Where is the most internet-related innovation at the moment?
Rich Internet Applications, some say. User-generated content, say others. Meta-search, social networking sites, blogging, voice-over-IP and podcasting are other contenders.
Cutesy technologies they may be, but sometimes the internet's innovation comes from underground sources. Pop-up windows(!), peer-to-peer file sharing and (more recently) bit-torrents, owe a lot to hackers - and the pornography industry.
Today, malware is arguably growing and evolving faster than any other internet-related technology. I base this on nothing other than my personal experience, some scant research, and an event I attended in London last year, where I listened to representatives of each of the main anti-virus companies.
What I learned at that conference was that the people who create viruses are no longer teenage hackers, trying to show the world how smart they are. Rather, today's virus creators are criminals motivated by profit.
Many do not regard themselves as criminals of course, but as Robin Hood type characters. This is particularly true when they are based in societies that they perceive to be suffering at the hands of the wealthy West. Not that that's much comfort to you if your bank account has been raided.
Sidebar: Watch this BBC News clip of Nigerians getting busted for spam, and the reaction of the community around them.
So, these virus creators are motivated by profit. They are after your bank details, your passwords, or anything that will allow them to create "identity theft" (e.g. by accessing your emails, they may potentially be able to send instructions on your behalf, make payments from your PayPal account, etc.).
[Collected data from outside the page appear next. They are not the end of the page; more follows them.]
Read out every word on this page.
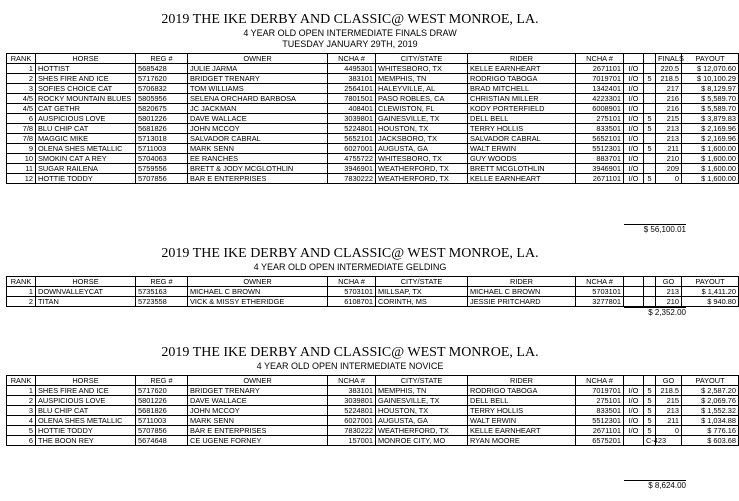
2019 THE IKE DERBY AND CLASSIC@ WEST MONROE, LA.
4 YEAR OLD OPEN INTERMEDIATE FINALS DRAW
TUESDAY JANUARY 29TH, 2019
RANK	HORSE	REG #	OWNER	NCHA #	CITY/STATE	RIDER	NCHA #			FINALS	PAYOUT
1	HOTTIST	5685428	JULIE JARMA	4495301	WHITESBORO, TX	KELLE EARNHEART	2671101	I/O		220.5	$ 12,070.60
2	SHES FIRE AND ICE	5717620	BRIDGET TRENARY	383101	MEMPHIS, TN	RODRIGO TABOGA	7019701	I/O	5	218.5	$ 10,100.29
3	SOFIES CHOICE CAT	5706832	TOM WILLIAMS	2564101	HALEYVILLE, AL	BRAD MITCHELL	1342401	I/O		217	$ 8,129.97
4/5	ROCKY MOUNTAIN BLUES	5805956	SELENA ORCHARD BARBOSA	7801501	PASO ROBLES, CA	CHRISTIAN MILLER	4223301	I/O		216	$ 5,589.70
4/5	CAT GETHR	5820675	JC JACKMAN	408401	CLEWISTON, FL	KODY PORTERFIELD	6008901	I/O		216	$ 5,589.70
6	AUSPICIOUS LOVE	5801226	DAVE WALLACE	3039801	GAINESVILLE, TX	DELL BELL	275101	I/O	5	215	$ 3,879.83
7/8	BLU CHIP CAT	5681826	JOHN MCCOY	5224801	HOUSTON, TX	TERRY HOLLIS	833501	I/O	5	213	$ 2,169.96
7/8	MAGGIC MIKE	5713018	SALVADOR CABRAL	5652101	JACKSBORO, TX	SALVADOR CABRAL	5652101	I/O		213	$ 2,169.96
9	OLENA SHES METALLIC	5711003	MARK SENN	6027001	AUGUSTA, GA	WALT ERWIN	5512301	I/O	5	211	$ 1,600.00
10	SMOKIN CAT A REY	5704063	EE RANCHES	4755722	WHITESBORO, TX	GUY WOODS	883701	I/O		210	$ 1,600.00
11	SUGAR RAILENA	5759556	BRETT & JODY MCGLOTHLIN	3946901	WEATHERFORD, TX	BRETT MCGLOTHLIN	3946901	I/O		209	$ 1,600.00
12	HOTTIE TODDY	5707856	BAR E ENTERPRISES	7830222	WEATHERFORD, TX	KELLE EARNHEART	2671101	I/O	5	0	$ 1,600.00
$ 56,100.01
2019 THE IKE DERBY AND CLASSIC@ WEST MONROE, LA.
4 YEAR OLD OPEN INTERMEDIATE GELDING
RANK	HORSE	REG #	OWNER	NCHA #	CITY/STATE	RIDER	NCHA #			GO	PAYOUT
1	DOWNVALLEYCAT	5735163	MICHAEL C BROWN	5703101	MILLSAP, TX	MICHAEL C BROWN	5703101			213	$ 1,411.20
2	TITAN	5723558	VICK & MISSY ETHERIDGE	6108701	CORINTH, MS	JESSIE PRITCHARD	3277801			210	$ 940.80
$ 2,352.00
2019 THE IKE DERBY AND CLASSIC@ WEST MONROE, LA.
4 YEAR OLD OPEN INTERMEDIATE NOVICE
RANK	HORSE	REG #	OWNER	NCHA #	CITY/STATE	RIDER	NCHA #			GO	PAYOUT
1	SHES FIRE AND ICE	5717620	BRIDGET TRENARY	383101	MEMPHIS, TN	RODRIGO TABOGA	7019701	I/O	5	218.5	$ 2,587.20
2	AUSPICIOUS LOVE	5801226	DAVE WALLACE	3039801	GAINESVILLE, TX	DELL BELL	275101	I/O	5	215	$ 2,069.76
3	BLU CHIP CAT	5681826	JOHN MCCOY	5224801	HOUSTON, TX	TERRY HOLLIS	833501	I/O	5	213	$ 1,552.32
4	OLENA SHES METALLIC	5711003	MARK SENN	6027001	AUGUSTA, GA	WALT ERWIN	5512301	I/O	5	211	$ 1,034.88
5	HOTTIE TODDY	5707856	BAR E ENTERPRISES	7830222	WEATHERFORD, TX	KELLE EARNHEART	2671101	I/O	5	0	$ 776.16
6	THE BOON REY	5674648	CE UGENE FORNEY	157001	MONROE CITY, MO	RYAN MOORE	6575201		C-423		$ 603.68
$ 8,624.00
Rather than searching an exploit in your system that will cause your computer to crash, today's virus writers manipulate you in order to get their creations onto your computer, where they remain hidden, lurking silently, gathering information, downloading sibling viruses, and "phoning home".
Virus authors regard you as the weakest link in the security of your computer/internet accounts. It has long been a maxim of the security industry that it is much easier to get an individual to divulge a password than it is to programmatically try and discover that password. Thus, spyware/malware authors are confidence tricksters, employing social engineering [wikipedia] techniques.
Their attacks are becoming much more targetted, regionalised and customised. Take a look, for example, at this highly personalised example of phishing recently reported to Kaspersky.
Digital invaders are no longer simply attached to emails. They are disguised as MPEGs or MP3 files, then downloaded from websites or leeched from peer-to-peer networks; they are encoded in JPEGs; distributed by hidden active-x controls in web pages (particularly porn or warez sites - a.k.a. "honey pots"). In WiFi infrastructure, computer viruses have become airborne.
Trusting the source isn't enough - reputable providers can do little about the mathematical impossibility of a computer program being able to detect 100% of all viruses.
Thus MacDonalds (trustworthy to the last, ahem) unwittingly distributed a nasty trojan in 10,000 free MP3 players it gave away to Japanese competition winners.
So how do you protect yourself? Install a good antivirus program, right? Hmmm... it's better to install a combination of solutions. Even then, successful malware may disable anti-virus systems, and/or stop them from updating online, and/or fool you into thinking that your anti-virus sofware is nonetheless working perfectly.
Just as society must accept that terrorism will never go away, we have to accept that viruses are something we simply have to deal with. Stay vigilant about what the spyware authors are ultimately after. As Authentium puts it:
So many times people think that simply just disinfecting a file is sufficient to handle a virus incident. This is no longer the case. You really have to start thinking about which passwords were stolen, what bank accounts and credit cards were compromised and what proprietary and/or personal information were stolen.